What type of fact-checking goes into these works? Does that play
any part in a source’s or institution’s willingness to
participate in these immersion projects?
I used a detailed fact-checking process with all principle sources
in my immersion books, for both accuracy and fairness -- not just regarding
biographical information of characters portrayed in my books, but also
to be certain that scientific, legal and other "expert" topics
were depicted correctly. Book publishers (unlike major magazines) do
not as a rule impose any fact-checking requirements on nonfiction authors
beyond a basic legal vetting for libel, so this is strictly my own
practice.
The promise of a robust fact-checking process
prior to publication is also useful in gaining access to normally closed
places. During negotiations for access, the question inevitably arises:
How do we know you're not going to spend six months or a year with
us, then do a hatchet job? Answering, "Trust me!" only goes
so far. Asking for access to sensitive locations in courts or schools
or hospitals is asking a lot, and you have to give something back to
get there -- without surrendering or compromising editorial control
of your work. A fact-check process that is sensitive to issues of
accuracy AND fairness (but with the understanding that the author
always has final say) has usually assuaged those concerns.
You come from a newspaper background and have said that you had to
relearn how to interview for your literary nonfiction projects. Can
you explain how your technique has evolved?
After ten years
as a newspaper reporter, I was an experienced interviewer, for both
hard news, investigative and feature stories. For my first book project,
a true crime work entitled Buried Secrets set on the US-Mexican border,
I conducted extensive interviews with all the major characters. I
got the whole story, or so I thought: their biographical information,
their accounts of the key events, and more, just as I had always done.
And when I came home from that first round of research, I had everything
I needed -- for a really good magazine piece or newspaper series.
But not for a book. Not for a work of literary nonfiction.
Missing were all the little (and not so little) details one needs
to set up and write a vivid narrative -- the inner dialogue, the
fight some main character had with her husband two hours before the
critical events, the conversations that were occurring at the bar just
before the villain walked in -- all the back story and side story and
context that narratives demand. I just didn't realize how much I was
missing until I sat down and tried to write the opening chapters of
my book. For Buried Secrets, it became painfully clear that I needed
to drive my characters insane with many more and seemingly irrelevant
questions in order to construct a compelling narrative. I had to head
out for another round of interviews, a humbling but valuable lesson.
I've gotten better since then at extracting the necessary level of
detail and background from interview subjects. Interviews sometimes
last for days with important sources and characters. I have two
hundred pages of typed, single spaced notes from the main character
in Mississippi Mud. Still, as I write, I inevitably will have to
make calls to various sources in order to complete scenes. That's
just the nature of narrative nonfiction writing.
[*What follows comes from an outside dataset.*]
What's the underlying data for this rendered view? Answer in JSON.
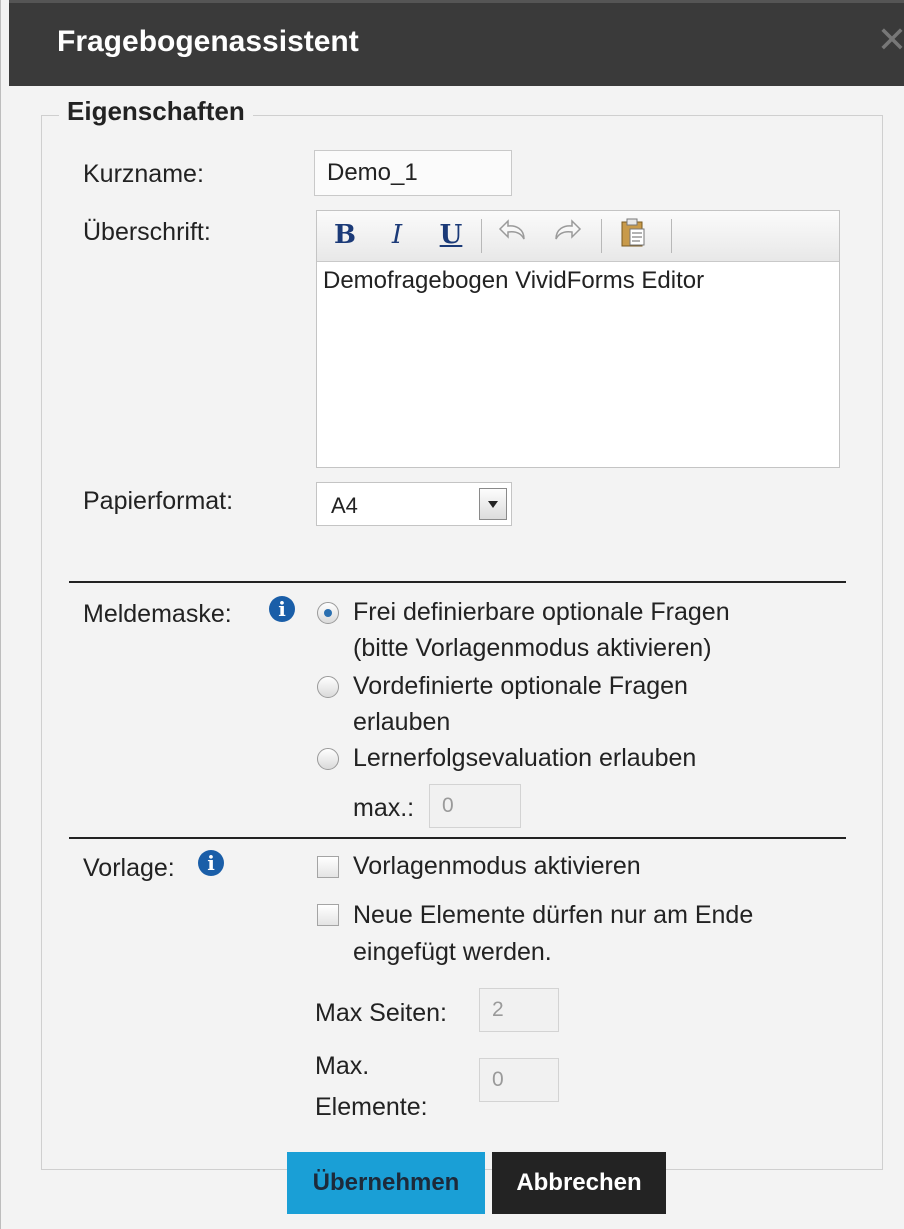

You’ve said that the first 100 pages of a book are the most
difficult for you to write. What techniques do you use to get started
and get through those initial chapters?
Copious amounts
of coffee. Seriously.
Sadly, there is no other trick.
For me, the initial outline of a book is a best guess. I write one
sentence to describe what I expect to cover in each chapter, and
then begin the heady task of proving that the outline, at least, is
a work of fiction.
My method is governed by the fact that
I cannot just get something down and keep going during those first
100 or so pages. I have to get that first chunk of words just right
before I can move on. I rewrite, rethink and reshape those early
pages many times. It is my least favorite part of the work (my wife,
kids and dogs would probably concur -- I'm a wretch during those months).
But then, one day, it clicks. I read over Part I and it actually
says what I mean it to say. Then I seem to find a rhythm that allows
me to write all day and make actual progress. With less coffee.